Along the way, through her trademark news conferences, Allred gives the women a platform, which affects the public’s view of the case.
“When those first women came forward in late 2014, early 2015, a lot of people didn’t believe them,” Sartain said. “We saw how public opinion shifted in that situation as more and more women came forward.”
Added Grossman: “In large part because of Gloria, because she was making sure those voices were being heard.”
As allegations of sexual harassment and worse continue to cascade forth, discussions have become heated over how to deal with the claims. Aren’t the accused innocent until proven guilty by a court of law?
As Allred explains, that’s a moot point for many because of how much time has elapsed. But “there’s no statute of limitations on the right to exercise free speech,” she said. “For many [women], this is the only recourse they have — it’s access to the court of public opinion.”
Hence the news conferences, which only fuel Allred’s opponents, who deem them vulgar spectacles. But they have their place, Allred explained. For example, the early 1980s news conference she held for a same-sex couple who had been denied a romantic table at a Los Angeles restaurant felt like a cultural moment.
“I had my clients, who were lesbian partners, speaking on television, and some people had never heard anyone self-identifying as lesbians speaking out on television,” Allred said. “They were businesswomen and very polite and articulate, so we dispelled stereotypes and also fought for legal rights all at the same time.”
Filming for the documentary ended around the time of Donald Trump’s inauguration, so we see Allred at the women’s march and participating in another protest on the steps of the Lincoln Memorial.
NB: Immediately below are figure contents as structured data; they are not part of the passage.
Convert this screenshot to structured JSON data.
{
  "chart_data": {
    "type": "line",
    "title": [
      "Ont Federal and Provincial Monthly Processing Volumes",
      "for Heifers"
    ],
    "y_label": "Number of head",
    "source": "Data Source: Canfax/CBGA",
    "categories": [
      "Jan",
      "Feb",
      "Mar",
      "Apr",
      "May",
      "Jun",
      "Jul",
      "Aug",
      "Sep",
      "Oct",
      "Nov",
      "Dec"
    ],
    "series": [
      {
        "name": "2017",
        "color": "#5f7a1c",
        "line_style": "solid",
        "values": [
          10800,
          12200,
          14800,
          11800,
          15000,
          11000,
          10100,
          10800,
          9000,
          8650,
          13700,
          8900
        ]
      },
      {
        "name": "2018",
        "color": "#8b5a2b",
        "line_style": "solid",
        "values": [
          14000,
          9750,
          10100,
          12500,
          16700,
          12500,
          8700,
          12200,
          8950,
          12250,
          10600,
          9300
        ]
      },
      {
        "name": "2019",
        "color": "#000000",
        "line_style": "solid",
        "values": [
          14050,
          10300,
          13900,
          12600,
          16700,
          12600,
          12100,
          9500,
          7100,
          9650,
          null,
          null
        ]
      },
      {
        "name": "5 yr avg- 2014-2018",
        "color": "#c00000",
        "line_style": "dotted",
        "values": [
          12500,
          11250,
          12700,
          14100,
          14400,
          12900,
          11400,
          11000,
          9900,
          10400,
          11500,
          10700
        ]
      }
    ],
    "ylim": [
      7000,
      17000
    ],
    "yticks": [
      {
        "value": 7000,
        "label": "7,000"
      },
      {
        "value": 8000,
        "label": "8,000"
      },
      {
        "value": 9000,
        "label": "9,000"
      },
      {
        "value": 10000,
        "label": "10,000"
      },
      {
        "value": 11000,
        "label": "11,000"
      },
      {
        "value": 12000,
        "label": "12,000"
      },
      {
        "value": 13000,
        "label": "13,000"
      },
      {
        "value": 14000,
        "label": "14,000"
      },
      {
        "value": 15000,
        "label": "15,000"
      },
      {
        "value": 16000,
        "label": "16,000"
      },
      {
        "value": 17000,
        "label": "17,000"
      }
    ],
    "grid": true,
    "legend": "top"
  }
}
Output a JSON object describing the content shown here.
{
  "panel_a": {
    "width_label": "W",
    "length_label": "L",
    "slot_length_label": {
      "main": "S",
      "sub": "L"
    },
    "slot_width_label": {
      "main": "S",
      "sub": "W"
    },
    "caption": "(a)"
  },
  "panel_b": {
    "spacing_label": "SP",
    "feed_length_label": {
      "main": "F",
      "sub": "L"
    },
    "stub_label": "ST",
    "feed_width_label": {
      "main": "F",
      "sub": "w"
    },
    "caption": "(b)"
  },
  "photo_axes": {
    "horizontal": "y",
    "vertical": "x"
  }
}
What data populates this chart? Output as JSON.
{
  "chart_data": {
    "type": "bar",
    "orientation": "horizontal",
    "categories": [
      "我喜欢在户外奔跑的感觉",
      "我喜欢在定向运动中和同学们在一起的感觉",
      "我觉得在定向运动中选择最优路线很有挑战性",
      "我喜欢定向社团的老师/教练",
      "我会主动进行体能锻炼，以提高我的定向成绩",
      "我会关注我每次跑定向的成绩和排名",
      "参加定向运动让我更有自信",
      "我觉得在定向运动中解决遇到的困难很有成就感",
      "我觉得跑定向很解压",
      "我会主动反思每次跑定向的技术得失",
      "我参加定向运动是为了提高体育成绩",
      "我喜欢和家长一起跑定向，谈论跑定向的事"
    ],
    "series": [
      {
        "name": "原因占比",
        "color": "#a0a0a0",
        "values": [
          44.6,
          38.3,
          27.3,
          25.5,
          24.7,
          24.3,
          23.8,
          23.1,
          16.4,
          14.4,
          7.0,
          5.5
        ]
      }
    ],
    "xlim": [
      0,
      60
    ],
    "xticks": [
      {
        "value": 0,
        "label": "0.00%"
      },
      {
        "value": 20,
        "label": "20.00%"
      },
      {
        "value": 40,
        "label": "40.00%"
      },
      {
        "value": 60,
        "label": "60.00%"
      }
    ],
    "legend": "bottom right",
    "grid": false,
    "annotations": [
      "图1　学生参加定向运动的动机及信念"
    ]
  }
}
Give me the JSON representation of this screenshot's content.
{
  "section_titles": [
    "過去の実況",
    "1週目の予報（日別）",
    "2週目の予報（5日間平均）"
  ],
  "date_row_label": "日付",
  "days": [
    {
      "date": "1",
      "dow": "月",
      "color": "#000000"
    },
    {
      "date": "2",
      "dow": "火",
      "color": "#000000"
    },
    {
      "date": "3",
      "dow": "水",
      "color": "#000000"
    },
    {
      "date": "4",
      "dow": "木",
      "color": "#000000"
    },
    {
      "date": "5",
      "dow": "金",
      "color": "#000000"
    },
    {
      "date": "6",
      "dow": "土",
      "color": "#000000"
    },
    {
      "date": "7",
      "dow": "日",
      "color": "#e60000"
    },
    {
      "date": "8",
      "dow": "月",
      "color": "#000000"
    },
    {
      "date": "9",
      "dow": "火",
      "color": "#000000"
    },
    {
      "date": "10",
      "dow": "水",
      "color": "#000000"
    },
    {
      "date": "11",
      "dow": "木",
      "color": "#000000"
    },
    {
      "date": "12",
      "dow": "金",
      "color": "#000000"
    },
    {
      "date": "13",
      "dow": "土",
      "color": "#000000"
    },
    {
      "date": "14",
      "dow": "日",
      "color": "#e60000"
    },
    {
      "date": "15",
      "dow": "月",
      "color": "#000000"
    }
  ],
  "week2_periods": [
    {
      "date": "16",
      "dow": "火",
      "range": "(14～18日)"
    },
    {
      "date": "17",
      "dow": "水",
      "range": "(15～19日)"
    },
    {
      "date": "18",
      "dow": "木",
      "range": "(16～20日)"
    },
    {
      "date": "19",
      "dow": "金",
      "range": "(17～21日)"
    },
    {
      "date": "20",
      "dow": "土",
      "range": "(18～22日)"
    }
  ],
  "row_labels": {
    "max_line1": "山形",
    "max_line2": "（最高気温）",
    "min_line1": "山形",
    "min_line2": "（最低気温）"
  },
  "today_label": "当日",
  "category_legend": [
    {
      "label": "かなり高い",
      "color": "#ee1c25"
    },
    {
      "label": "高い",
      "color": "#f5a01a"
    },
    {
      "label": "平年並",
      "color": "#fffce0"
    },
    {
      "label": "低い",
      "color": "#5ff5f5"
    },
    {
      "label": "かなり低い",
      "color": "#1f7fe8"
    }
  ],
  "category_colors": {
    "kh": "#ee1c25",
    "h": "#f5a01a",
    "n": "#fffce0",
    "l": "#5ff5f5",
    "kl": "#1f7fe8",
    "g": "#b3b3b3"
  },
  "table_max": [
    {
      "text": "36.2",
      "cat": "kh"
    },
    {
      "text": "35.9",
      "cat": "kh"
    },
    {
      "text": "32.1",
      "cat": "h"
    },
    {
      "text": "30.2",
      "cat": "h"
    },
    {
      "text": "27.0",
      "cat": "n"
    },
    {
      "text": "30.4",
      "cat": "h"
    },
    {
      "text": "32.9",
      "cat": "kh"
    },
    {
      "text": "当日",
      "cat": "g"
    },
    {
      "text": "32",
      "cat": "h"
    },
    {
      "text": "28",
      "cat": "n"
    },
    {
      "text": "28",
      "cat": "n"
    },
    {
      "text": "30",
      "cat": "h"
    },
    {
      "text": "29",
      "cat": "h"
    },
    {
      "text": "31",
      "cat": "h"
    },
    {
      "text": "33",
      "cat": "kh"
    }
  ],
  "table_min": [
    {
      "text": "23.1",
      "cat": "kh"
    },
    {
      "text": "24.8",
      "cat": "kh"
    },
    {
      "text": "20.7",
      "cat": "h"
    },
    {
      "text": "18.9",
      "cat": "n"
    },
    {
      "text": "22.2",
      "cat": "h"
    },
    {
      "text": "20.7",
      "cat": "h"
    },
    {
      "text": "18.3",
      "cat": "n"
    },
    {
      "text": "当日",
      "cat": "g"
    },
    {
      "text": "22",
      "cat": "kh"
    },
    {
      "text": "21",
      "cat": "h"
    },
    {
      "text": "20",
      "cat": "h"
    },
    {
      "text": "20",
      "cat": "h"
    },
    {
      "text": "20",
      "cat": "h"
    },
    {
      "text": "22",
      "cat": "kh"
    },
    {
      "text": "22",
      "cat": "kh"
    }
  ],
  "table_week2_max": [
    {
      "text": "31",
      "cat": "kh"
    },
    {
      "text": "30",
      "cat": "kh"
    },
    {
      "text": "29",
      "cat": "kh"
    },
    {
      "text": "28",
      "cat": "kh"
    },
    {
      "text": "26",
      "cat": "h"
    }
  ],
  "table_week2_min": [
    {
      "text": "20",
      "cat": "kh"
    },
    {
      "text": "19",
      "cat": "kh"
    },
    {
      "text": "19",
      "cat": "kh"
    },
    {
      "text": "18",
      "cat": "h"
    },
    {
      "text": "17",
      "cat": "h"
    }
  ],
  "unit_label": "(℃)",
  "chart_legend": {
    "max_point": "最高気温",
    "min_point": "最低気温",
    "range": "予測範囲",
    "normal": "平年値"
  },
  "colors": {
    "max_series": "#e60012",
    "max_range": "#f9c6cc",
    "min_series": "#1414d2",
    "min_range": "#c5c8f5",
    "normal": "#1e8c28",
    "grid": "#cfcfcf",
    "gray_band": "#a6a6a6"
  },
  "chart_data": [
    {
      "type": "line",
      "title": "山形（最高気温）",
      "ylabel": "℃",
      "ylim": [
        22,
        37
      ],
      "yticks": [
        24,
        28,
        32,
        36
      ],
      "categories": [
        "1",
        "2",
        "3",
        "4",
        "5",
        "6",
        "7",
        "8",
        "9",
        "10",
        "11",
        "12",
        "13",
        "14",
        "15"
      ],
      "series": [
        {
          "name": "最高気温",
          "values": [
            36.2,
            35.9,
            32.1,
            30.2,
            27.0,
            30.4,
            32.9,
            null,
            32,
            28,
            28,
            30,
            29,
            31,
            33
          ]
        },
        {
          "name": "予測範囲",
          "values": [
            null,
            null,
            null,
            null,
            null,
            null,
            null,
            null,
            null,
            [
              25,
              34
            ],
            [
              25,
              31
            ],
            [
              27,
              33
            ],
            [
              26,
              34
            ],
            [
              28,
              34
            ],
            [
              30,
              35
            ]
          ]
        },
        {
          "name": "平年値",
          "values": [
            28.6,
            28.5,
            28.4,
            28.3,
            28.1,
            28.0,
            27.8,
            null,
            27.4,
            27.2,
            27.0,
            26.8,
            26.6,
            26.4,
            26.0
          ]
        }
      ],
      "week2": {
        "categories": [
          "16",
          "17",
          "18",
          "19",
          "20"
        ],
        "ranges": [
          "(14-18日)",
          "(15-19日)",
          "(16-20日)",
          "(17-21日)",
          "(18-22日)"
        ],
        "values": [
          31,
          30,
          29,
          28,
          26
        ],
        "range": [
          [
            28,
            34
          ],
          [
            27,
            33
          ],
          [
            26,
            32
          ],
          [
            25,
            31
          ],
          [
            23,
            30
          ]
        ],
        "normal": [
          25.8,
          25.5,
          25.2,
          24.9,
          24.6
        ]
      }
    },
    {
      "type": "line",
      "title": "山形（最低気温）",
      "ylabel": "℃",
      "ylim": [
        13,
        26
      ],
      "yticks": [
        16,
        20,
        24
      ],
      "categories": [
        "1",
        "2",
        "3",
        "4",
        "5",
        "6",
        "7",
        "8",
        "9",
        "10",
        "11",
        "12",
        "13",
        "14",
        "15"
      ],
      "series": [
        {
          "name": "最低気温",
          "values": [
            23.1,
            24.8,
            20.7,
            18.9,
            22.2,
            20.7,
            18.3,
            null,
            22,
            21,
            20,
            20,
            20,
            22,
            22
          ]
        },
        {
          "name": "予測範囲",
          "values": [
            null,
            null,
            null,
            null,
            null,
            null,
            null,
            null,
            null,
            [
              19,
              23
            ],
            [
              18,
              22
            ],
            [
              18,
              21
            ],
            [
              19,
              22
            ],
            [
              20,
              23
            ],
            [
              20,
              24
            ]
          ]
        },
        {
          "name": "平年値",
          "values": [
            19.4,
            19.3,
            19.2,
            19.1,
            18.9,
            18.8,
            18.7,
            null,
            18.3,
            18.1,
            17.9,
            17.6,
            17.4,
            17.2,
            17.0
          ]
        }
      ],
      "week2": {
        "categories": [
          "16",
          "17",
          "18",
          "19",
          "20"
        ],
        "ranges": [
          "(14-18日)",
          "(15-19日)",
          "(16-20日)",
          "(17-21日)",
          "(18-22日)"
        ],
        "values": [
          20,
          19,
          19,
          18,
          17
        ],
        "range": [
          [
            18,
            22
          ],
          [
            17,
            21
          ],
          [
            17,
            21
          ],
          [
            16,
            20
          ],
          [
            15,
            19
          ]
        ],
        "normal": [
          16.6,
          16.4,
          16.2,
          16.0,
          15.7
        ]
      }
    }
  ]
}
In the movie, a couple of men approach the lawyer and get in her face, scolding her about the sin of same-sex marriage. “God’s major courtroom is gonna put you in hell, Gloria,” one says.
“First of all, I want to thank you for expressing your free speech, which you and I both treasure,” Allred replies with her tight, fuchsia smile. “Even though we disagree, I want you to know that you matter.”
And with that, a group of people encircle Allred, creating a barrier between her and the men. They start chanting “Gloria! Gloria!” It’s the kind of scene that would probably seem over-the-top in a feature film, but it’s really happening. And, for a moment, it seems like maybe Allred’s days of being parodied are over.